Mr. Paulson, the Journal reports,” faulted Congress for failing to pass several bills that could potentially provide relief for borrowers, and then took aim at a Republican senator who is holding up a piece of legislation that would allow the FHA to play a greater role in the cleanup.” It seems that Senator Tom Coburn, one of the few real conservatives remaining in the GOP, is concerned that such a scheme will result in the taxpayers’ being liable for risky loans that were, after all, freely negotiated by supposedly ready, willing, and able parties. He’s not all that enthusiastic, about putting the taxpayers on the hook for bad loans that they had nothing to do with in the first place. It appears that Senator Coburn has the crazy idea that frugal, financially conservative taxpayers who actually know something about managing money should not be forced to subsidize the often lavish lifestyles of people who insist on living over their heads and having other people pick up their bills when things don’t work out as well as they had supposed. What apostasy!

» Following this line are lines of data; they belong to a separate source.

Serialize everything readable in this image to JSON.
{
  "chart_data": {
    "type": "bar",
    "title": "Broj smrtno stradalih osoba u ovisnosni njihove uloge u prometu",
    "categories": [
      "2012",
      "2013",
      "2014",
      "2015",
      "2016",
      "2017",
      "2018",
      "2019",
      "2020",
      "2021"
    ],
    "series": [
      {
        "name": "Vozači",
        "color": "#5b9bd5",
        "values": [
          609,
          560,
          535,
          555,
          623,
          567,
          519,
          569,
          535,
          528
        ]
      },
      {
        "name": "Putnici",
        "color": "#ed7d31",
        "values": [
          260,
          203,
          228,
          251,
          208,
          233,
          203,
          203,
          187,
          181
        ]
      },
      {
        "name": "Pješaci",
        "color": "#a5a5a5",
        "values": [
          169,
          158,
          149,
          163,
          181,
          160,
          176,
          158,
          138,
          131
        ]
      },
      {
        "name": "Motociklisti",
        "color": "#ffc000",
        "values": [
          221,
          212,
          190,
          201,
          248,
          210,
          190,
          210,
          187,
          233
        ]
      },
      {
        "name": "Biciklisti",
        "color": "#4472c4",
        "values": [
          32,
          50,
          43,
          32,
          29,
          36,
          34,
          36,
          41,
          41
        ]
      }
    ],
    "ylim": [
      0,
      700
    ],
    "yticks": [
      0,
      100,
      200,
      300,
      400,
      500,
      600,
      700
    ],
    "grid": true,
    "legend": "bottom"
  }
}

Mr. Paulson replied that he understood Senator Coburn’s concern. However, he said “This is not business as usual. This is an extraordinary situation.”

Maybe so. But one gets the nagging impression that, by “extraordinary,” Mr. Paulson does not mean “has the potential to devastate the economy and cause recession, or worse,” though that is true. No. One gets the impression that, given the GOP’s worldview, especially with the Bushites in charge, that what Mr. Paulson means by “extraordinary,” is that this is one of those really not all that extraordinary situations in which the wealthy are looking for a handout and that, therefore, the government must hop to it, right away, sir.

The modern GOP has no room for people like Mr. Coburn, who seem to really believe in small government (Well, at least in domestic affairs; Mr. Coburn’s enthusiastic support for the abominable Bush “foreign policy” indicates that even his enthusiasm for limited government ends at the seashore, but I digress.). As Mr. Paulson’s enthusiasm for a government bailout for those who got into ARMS with the mistaken supposition that “We can always refinance” and found out that, “Gee whiz, I guess real estate can go both ways,” shows, all that claptrap about “limited government” from the GOP rapidly goes over the side when their constituency, the well-off who ceaselessly extol the virtues of small government, need to reach into the taxpayers’ pockets for their share.